The deeper we can experience the “negative,” the more fully we can experience the “positive.” The further into the despair we allow ourselves to truly feel, the higher we can go into ecstasy.
Why bother sharing them?
Most of us rarely share the full range of our experience in public. I believe the more we are willing to share, the more we open ourselves up to feeling—particularly if we feel safety and are loved sharing that range.
The following graph illustrates this aperture of emotions.
Therefore I encourage you to experiment with feeling your darkest emotions more fully.
This is counter-intuitive to most people. It goes against our habitual way of reacting to emotions we do not like. It goes against our automatic defenses. And it goes against the grain of most self-help books which encourage positive thinking and affirmations to change your life.

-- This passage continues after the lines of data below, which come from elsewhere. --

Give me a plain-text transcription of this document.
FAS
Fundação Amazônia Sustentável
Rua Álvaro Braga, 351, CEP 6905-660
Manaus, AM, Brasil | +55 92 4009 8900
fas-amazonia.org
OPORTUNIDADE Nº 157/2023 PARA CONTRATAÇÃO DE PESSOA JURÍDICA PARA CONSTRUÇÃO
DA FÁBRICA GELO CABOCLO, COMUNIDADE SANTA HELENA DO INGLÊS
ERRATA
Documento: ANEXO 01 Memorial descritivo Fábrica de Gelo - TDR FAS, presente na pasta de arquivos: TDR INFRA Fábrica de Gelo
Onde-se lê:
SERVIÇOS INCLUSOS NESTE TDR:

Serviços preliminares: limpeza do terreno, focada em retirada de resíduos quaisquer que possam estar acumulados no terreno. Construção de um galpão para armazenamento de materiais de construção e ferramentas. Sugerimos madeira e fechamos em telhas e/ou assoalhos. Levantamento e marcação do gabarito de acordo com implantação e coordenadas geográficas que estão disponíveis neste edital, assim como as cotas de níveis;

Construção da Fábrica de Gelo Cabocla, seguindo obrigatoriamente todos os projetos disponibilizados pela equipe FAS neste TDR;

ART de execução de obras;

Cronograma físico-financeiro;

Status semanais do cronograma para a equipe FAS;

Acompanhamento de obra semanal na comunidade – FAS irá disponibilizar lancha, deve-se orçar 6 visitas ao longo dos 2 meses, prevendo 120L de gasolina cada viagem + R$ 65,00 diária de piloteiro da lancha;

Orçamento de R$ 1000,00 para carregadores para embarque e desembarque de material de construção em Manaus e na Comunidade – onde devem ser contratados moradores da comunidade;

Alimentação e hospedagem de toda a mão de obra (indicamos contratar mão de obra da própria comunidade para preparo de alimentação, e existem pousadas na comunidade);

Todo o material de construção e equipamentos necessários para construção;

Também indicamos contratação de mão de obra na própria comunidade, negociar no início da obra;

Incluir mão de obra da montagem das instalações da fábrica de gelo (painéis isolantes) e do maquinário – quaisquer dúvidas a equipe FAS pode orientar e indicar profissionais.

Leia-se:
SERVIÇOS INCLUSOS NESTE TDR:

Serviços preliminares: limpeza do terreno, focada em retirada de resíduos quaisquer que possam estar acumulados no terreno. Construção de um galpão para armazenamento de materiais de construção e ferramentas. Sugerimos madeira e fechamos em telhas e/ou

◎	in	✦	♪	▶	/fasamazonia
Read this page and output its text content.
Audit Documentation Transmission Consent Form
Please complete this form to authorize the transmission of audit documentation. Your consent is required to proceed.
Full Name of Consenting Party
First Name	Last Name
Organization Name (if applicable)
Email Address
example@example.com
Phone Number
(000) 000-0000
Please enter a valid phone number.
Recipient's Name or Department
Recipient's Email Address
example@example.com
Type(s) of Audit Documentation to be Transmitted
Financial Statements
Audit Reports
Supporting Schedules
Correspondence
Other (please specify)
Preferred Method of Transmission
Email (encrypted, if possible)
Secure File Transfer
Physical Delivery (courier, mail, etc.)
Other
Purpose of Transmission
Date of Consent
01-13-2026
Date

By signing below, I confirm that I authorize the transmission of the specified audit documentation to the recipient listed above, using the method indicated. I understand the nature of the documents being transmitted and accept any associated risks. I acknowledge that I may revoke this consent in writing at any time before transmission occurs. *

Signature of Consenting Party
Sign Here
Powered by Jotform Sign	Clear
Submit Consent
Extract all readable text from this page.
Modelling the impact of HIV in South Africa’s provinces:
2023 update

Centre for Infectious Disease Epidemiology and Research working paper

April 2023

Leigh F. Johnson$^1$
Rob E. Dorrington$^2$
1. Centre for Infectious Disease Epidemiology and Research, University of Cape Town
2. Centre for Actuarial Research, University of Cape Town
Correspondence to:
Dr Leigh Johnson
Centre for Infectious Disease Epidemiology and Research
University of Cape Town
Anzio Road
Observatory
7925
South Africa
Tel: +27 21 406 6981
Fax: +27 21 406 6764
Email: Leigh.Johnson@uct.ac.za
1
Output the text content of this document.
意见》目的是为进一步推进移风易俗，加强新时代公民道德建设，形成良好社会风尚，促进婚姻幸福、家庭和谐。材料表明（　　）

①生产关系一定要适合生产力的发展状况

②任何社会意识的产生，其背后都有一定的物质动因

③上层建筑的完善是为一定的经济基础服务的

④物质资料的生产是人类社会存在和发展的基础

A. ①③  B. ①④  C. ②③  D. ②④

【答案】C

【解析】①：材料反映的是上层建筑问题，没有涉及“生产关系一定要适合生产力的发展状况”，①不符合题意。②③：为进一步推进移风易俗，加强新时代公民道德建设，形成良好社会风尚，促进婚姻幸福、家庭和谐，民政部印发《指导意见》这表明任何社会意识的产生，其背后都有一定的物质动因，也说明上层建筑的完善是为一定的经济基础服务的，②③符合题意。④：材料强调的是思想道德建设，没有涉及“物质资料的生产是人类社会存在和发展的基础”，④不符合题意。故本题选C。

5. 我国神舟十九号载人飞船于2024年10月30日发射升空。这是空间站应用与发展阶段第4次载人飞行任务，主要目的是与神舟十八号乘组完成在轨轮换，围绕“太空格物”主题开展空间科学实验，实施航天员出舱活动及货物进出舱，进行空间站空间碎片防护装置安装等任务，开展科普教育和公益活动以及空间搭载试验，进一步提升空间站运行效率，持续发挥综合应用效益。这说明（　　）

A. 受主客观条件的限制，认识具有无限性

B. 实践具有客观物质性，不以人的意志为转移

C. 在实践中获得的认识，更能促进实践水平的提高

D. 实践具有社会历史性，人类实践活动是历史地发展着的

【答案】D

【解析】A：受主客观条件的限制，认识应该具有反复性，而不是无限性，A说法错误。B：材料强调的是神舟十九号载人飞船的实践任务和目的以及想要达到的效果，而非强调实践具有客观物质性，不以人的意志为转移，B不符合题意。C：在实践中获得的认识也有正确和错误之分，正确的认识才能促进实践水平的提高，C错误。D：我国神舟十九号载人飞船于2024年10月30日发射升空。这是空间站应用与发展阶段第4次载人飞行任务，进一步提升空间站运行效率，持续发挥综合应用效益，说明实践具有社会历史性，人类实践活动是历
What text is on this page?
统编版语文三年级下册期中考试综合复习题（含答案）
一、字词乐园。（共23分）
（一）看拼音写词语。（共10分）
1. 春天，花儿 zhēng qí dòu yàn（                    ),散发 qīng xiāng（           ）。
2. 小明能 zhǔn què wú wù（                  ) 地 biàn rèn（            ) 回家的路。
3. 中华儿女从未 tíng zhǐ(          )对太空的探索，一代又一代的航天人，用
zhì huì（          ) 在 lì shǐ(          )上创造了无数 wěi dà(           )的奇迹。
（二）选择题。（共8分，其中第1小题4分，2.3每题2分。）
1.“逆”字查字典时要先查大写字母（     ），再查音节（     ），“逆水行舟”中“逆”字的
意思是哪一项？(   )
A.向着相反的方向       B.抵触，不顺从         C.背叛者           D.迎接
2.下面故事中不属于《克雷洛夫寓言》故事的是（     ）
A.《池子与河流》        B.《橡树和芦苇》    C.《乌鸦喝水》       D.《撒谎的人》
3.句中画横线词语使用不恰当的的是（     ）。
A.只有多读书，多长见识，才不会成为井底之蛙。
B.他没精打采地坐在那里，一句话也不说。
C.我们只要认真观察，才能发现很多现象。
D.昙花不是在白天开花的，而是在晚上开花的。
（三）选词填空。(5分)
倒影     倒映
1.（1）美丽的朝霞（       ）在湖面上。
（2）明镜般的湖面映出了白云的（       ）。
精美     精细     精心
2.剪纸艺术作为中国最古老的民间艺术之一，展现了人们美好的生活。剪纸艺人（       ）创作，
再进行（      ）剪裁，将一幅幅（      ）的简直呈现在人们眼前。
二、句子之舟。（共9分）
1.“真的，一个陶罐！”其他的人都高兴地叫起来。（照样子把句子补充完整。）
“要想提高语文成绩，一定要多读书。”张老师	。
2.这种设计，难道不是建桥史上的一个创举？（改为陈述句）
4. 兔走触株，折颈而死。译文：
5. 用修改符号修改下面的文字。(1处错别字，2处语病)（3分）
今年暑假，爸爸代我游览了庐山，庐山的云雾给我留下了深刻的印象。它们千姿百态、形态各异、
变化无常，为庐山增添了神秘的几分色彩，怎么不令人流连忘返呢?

Your defenses have served you in the past. But are they still serving you now, when your goal in life is less about safety and more about becoming the most alive, loving, and elegant being you can imagine?
And those self-help strategies may work. But what are they working for? For you to see everything, even despair and devastation, with rose-colored glasses? To hide from certain realities of yours, and others’ experience?
Finally, who is this self that is being helped? And what is it being helped toward?
And when I feel happiness and depression, charity and jealousy, courage and vulnerability to their fullest extents, I cannot help but recognize that all of these transitory feelings rest inside of a deeper fabric of love and joy that enshrouds everything.
PLEASE NOTE: This encouragement is probably not appropriate for some people who have serious mental health issues, especially without trained guidance. You likely know who you are. But many of you reading these articles are learning to take development into your own hands, and if you want to go all the way to unmediated and omnipresent joy, you will have to dive into the depths.